By Shannon Cochrane
André-Philip Lemke | 1970 – February 12, 2006
André-Philip Lemke was born in 1970 in Wiesbaden, Germany. He was a student of the Kunstakademie (Münster), Chelsea College of Art and Design (London) and Ecole des Beaux Arts (Paris). His work has been exhibited widely in Germany, in Chilé, UK, France, Belgium and Canada, receiving many prizes and stipends from his home country. Before his untimely death in February 2006, he received the prestigious 2005 Chargesheimer-Stipendia from the city of Köln.
From the 2002 7a*11d Festival catalogue:
The ten performances that will occur on ten different days are dedicated to the Ten Commandments. The idea is based on a dream I had where God was preaching about what is not allowed. His angels were there to illustrate the things that are not allowed by performing them. You can imagine that it was quite an amazing and colorful atmosphere in the church, a bit like a fun fair.

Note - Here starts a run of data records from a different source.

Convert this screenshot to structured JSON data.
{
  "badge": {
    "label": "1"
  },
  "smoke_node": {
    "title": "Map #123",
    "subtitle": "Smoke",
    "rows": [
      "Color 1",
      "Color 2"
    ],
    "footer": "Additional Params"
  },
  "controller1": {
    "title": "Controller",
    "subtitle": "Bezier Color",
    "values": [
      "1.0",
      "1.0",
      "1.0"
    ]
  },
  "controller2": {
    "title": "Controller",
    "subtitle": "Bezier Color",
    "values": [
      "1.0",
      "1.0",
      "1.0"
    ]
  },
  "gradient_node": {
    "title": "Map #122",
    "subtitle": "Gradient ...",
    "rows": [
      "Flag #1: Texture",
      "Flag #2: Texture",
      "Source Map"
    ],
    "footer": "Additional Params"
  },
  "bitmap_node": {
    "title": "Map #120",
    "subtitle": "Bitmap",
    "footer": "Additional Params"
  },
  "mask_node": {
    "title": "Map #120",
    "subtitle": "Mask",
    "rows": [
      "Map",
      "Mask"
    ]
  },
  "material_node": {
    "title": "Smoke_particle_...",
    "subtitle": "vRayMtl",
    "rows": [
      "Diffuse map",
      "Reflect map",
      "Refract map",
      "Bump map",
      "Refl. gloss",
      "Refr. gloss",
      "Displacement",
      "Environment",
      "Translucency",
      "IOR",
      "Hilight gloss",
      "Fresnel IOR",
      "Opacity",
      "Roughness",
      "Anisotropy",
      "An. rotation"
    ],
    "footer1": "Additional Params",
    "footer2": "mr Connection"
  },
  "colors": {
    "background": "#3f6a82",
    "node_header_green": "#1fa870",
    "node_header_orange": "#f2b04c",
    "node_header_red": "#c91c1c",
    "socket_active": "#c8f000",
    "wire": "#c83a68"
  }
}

I want to create a similar atmosphere by making little actions that are dedicated to each commandment. —André Lemke
When André arrived in Toronto for the 4th 7a*11d festival to perform his work The Ten Commandments (live in Toronto), the performances that were to become the backbone and the bookends of the 2002 festival, we were charmed. André was funny, warm, intelligent and diligent. He knew exactly what he wanted to do, what he needed to see, how he wanted to proceed with his work. We started referring to him as The German. “Where is the German?” “Performing on Dundas Street with the pictures of the ladies on the billboards and a bouquet of flowers…in the Eaton Centre wandering around trying to offer proposals of marriage to strange women while sporting a coat of peacock feathers…selling Gotsticks on the street in Chinatown…giving a lecture about work and money on the deck of the indoor pool in Grange Park, meeting with the curator at the AGO trying to convince him to replace the Henry Moore sculpture with one of his performances…” There were so many good answers to that question. Where is The German?
This summer I went to Köln to visit André’s old stomping grounds and to say goodbye. I was overwhelmed with the outpouring of grief expressed by his friends, how his community is at a loss over his absence. I think this is the mark of a great artist. André didn’t just make objects, performances, photographs and documents. He had the uncanny ability to create experience, and his presence, indistinguishable from the work he made, has a resonance that surpasses his time here. He was a thread stringing together the people who were fortunate enough to experience the lightness of his being and the joy of his concerns.
After André died his good friend Ira wrote to me in an email that André cared little for spiritual concepts and his debate with this life, his existence, was a conversation conducted privately on his own unique grounds. Like a homeopath, André doled out his recipes in small precise doses. Lemke’s work was about observing the duality of ordinary phenomena, the ideal of a marketplace that contained no cash boxes, the active exchange of simple ideas for extraordinary beauty. Viewers were unwittingly turned from consumers into accomplices and comrades. He refused to let art become infected with pathos. This is what made his work so engaging, touching both the heart and the intellect with the lightness of a magician.
André wanted to come back to Toronto this fall and participate in 7a*11d again. He won’t be here with us this time, but his expansive spirit, delightful humour and accomplished work is remembered and celebrated by his friends and colleagues, his biggest fans.